We created a smaller iteration of Eating Together for the Asian Civilisation Museum earlier this year. It’s called the Museum of Eating, which included a new section about the material culture of hawker tools. Here’s the writeup, and Jovian Lim‘s beautiful photos.
MUSEUM OF EATING
Eating is a universal act. The ways we eat, however, are cultural and personal. Where we consume our meals, who we chat with over lunch, and what we use to put food in our mouths all affect how we think about our food. In the Museum of Eating, we go beyond the typical foodie conversations about chefs, ingredients, and tastes to look at the designs and techniques used to cook, contain, and carry food in Singapore.
Consider the Wok
Kitchen utensils are common across the world, but look closer and you’ll find variations born out of cultural differences. Singapore hawkers have fed many generations with their good, quick meals. These dishes and the tools to prepare them have persisted despite the onset of modern industrial cooking. But to feed a larger and an increasingly time-starved population, hawkers have had to devise better ways to use or even re-design these age-old tools. Whether it is a wok or a scoop, these kitchen utensils have not just enabled faster and better cooking, they also record the craft and considerations these hawkers have put into perfecting their dishes.
PERFORATED SCOOP
Popiah is a spring roll filled with stewed turnip that is delicious when moist but not soggy. Glory Catering is well-known for such mouth-watering popiah, and they can consistently produce them thanks to a perforated scoop designed by the owners, the Chin family. A typical scoop tends to pick up too much turnip juice, and that aluminum tool falls apart when the cook presses down on it to drain out the liquid. The stew cannot be drained beforehand either, because it’s what keeps the turnip juicy and tasty. Glory’s inventive tool comes with more than 400 perforations to drain more quickly, and its trough shape lets the staff scoop the exact portion of filling, in a shape that is easy to fold into a roll. Truly a handy way to capture Glory’s craft in making popiah.

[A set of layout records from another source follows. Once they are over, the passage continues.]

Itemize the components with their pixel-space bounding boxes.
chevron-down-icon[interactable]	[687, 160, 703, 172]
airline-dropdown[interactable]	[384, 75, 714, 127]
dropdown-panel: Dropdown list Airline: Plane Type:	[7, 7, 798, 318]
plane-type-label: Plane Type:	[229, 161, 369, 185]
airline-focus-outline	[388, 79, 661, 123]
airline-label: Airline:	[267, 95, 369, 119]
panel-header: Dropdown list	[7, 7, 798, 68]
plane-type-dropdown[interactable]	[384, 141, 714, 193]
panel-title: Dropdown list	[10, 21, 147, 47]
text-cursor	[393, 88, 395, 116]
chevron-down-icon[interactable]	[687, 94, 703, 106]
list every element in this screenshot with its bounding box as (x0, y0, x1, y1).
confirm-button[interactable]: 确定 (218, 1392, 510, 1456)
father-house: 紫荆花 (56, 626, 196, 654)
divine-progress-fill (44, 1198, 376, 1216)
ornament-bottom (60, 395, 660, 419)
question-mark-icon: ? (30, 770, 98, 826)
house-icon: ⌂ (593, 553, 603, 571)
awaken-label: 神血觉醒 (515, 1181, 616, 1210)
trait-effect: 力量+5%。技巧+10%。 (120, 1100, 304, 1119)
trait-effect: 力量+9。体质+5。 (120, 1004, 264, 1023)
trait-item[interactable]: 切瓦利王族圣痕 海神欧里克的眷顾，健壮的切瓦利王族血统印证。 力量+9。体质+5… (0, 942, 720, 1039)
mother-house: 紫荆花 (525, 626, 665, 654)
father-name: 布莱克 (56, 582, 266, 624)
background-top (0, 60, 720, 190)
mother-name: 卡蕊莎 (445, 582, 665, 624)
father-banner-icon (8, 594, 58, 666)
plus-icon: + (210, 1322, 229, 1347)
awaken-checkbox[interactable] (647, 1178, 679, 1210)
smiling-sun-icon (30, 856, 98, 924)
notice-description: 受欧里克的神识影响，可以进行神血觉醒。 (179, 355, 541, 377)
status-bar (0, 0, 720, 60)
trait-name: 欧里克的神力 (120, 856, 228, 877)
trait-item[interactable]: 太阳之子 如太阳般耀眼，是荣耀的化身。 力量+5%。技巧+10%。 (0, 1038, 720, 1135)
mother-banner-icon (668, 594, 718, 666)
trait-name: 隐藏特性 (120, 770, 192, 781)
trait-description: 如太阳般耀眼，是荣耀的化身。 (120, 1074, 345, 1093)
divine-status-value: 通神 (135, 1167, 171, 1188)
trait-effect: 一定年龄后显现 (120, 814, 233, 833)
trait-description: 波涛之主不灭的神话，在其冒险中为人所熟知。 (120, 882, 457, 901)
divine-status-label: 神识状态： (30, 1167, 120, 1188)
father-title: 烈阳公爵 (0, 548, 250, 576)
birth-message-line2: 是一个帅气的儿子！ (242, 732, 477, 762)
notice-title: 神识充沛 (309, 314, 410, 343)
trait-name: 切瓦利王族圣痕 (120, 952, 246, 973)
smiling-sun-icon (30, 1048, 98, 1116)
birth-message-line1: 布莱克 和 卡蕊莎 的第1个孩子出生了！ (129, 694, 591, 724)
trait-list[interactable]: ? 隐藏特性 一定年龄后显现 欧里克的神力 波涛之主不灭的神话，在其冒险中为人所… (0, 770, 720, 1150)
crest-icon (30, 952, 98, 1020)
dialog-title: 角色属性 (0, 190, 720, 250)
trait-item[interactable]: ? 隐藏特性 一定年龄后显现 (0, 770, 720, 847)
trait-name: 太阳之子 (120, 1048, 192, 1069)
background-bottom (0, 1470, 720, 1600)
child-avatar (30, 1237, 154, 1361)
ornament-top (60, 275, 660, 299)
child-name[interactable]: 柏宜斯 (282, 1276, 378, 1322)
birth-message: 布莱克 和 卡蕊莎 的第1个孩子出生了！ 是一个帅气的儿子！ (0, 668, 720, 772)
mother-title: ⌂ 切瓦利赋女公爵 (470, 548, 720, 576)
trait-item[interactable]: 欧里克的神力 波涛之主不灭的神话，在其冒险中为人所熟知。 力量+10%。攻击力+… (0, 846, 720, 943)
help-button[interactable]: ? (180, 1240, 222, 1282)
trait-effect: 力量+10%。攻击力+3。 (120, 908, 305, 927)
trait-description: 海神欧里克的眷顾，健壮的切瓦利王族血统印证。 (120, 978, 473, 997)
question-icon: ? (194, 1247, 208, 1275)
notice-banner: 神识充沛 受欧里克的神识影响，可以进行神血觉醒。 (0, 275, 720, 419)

The back of the scoop fits nicely into the trough – both made of hardy stainless steel – to squeeze out excess juice.

Mr Chin Der Ann is the eldest of the four siblings who run Glory Catering.
S-HOOK
Wee Nam Kee cannot cook chicken rice without the S-hook, says owner Wee Liang Lian. For this Hainanese chicken rice seller, the S-shaped tool works like an extension of the chef’s fingers, handling up to 100 braised, poached, and deep-fried chickens a day. The tool is everywhere in their Marina Square kitchen: used to hang-dry raw chickens above the burning flame, to anchor boiling chickens to the rim of the pot so their delicate skin stays intact, and finally, to show off their spotless, tan, and unblemished fair skins in the store’s window display.

S-hooks enable large-scale cooking in a small space. They hook onto each other, so at least 30 chickens can hang above the stoves, in a space barely wider than a metre. This allows the flames to parch the chicken skin, so it will crisp better in the hot oil.

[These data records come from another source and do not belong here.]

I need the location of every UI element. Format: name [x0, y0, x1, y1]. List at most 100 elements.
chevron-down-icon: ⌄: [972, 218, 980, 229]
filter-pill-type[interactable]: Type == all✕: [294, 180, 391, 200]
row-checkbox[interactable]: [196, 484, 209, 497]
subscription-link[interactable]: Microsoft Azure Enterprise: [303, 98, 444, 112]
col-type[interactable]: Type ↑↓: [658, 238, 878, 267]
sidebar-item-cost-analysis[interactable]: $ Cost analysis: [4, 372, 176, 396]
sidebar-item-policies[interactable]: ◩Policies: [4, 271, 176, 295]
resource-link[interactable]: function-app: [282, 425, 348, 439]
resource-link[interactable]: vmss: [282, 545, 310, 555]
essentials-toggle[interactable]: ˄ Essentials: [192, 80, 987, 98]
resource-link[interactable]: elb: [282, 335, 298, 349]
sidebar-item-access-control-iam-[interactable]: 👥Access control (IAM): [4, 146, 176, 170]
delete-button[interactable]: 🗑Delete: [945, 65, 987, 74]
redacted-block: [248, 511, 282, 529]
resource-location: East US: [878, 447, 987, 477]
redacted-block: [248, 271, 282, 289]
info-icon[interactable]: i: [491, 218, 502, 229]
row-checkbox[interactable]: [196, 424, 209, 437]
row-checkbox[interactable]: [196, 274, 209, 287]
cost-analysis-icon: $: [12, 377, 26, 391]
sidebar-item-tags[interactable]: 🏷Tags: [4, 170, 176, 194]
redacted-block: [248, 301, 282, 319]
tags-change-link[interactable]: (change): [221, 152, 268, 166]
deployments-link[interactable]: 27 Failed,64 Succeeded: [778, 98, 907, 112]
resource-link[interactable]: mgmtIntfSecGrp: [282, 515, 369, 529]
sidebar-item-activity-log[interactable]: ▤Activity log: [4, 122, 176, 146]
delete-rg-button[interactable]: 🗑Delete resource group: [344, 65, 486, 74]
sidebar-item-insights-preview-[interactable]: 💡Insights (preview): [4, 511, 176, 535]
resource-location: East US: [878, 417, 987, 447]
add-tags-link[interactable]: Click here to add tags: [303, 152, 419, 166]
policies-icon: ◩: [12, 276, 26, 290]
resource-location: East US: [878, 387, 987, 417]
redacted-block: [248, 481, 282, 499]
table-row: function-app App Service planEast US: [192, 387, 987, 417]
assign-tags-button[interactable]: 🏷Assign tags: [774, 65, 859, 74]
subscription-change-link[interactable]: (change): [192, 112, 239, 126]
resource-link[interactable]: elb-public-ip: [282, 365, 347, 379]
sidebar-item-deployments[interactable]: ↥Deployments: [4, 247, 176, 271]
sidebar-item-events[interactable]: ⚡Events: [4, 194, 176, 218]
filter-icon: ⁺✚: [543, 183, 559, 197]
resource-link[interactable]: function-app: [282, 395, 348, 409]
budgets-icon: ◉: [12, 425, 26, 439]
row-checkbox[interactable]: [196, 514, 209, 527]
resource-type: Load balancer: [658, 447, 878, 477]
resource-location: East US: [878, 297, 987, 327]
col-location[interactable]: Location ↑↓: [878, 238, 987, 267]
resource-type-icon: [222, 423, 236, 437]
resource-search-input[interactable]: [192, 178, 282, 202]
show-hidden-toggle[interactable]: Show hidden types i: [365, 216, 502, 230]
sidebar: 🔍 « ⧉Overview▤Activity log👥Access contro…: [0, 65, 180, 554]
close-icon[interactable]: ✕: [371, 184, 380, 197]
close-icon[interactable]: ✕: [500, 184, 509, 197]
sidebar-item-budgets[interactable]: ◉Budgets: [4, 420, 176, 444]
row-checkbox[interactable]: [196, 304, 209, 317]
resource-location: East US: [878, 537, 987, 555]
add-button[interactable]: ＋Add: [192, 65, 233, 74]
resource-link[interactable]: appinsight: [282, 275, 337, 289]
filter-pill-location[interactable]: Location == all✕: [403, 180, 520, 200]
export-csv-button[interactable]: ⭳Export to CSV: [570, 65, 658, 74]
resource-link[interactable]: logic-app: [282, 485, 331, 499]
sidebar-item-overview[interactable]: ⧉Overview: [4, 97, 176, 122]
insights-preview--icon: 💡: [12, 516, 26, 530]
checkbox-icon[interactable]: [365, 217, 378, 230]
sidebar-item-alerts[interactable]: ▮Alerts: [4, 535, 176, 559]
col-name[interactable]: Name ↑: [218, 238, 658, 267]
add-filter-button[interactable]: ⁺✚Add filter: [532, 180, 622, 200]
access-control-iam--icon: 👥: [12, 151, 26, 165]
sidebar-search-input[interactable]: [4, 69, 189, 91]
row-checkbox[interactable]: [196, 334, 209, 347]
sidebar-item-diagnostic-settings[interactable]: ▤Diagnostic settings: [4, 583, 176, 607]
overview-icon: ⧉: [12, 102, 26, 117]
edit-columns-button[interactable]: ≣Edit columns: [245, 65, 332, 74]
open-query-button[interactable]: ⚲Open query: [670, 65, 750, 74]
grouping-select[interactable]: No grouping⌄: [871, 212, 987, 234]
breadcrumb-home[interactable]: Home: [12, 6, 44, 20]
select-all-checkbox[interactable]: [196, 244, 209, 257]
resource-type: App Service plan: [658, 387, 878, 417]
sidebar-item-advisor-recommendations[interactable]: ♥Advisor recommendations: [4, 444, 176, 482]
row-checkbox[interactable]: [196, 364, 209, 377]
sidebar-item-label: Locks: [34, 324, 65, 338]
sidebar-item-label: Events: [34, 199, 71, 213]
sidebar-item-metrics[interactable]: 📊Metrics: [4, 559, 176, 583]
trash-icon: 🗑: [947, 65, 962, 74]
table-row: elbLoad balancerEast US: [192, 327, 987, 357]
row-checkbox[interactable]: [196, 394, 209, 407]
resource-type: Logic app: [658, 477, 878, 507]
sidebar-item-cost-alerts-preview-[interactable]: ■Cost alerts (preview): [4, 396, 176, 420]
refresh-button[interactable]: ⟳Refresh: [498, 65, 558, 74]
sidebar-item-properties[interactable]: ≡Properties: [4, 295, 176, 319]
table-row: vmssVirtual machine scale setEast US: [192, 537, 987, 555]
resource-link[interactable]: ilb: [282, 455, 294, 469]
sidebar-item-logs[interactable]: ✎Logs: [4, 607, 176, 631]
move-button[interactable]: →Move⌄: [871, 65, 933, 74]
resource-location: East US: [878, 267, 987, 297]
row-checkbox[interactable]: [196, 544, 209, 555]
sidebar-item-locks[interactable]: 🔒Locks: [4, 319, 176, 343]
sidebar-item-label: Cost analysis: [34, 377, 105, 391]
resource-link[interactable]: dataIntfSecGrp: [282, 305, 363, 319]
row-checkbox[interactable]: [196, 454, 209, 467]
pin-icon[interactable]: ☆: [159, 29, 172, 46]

Mr Wee Liang Lian, the second generation owner of Wee Nam Kee Chicken Rice.
WOK, FIRE & SPATULA
Speed literally helped char kway teow seller Ng Chang Siang cook up this set of tools. The anxious cook sped up “like a Ferrari” whenever a line began to form for his noodles, and his forceful strokes gradually filed an edge off his iron spatula. But he noticed the more the tool had given way, the less strenuous cooking became, because his arm and wrist could now align. From then on, Ng got a supplier to custom-make angled spatulas for him. He also had a shallower wok made to his specifications to complement the new tool. This way he could accommodate a big batch of pre-cooked noodles and fulfill an order in just about 30 seconds. He simply needs to separate a serving from the pile and finish it off with the other ingredients. To ensure quality was not compromised with this cooking method, Ng even concealed some of the burner holes so that the reserved noodles do not overcook. These tools and methods have been passed on to the younger Ng, who continues his father’s tradition of dishing out plates of the famous Hill Street Fried Kway Teow in seconds.

Because the edge of this angled spatual conforms to the surface of the wok, the cook’s wrist can stay straight, and safe from the laborious repetition of stir-frying.

The strokes required to serve up a plate of char kway teow are repeated some 300 times a day: spattering an egg over the wok; pushing out a serving of pre-cooked noodles over it; shoving the noodles to the left, flipping it over to the right; scooping the sauces and swinging them across the noodles; then more stirring until the dish is ready.

Ng Yeow Kiat, the second generation owner of Hill Street Fried Kway Teow.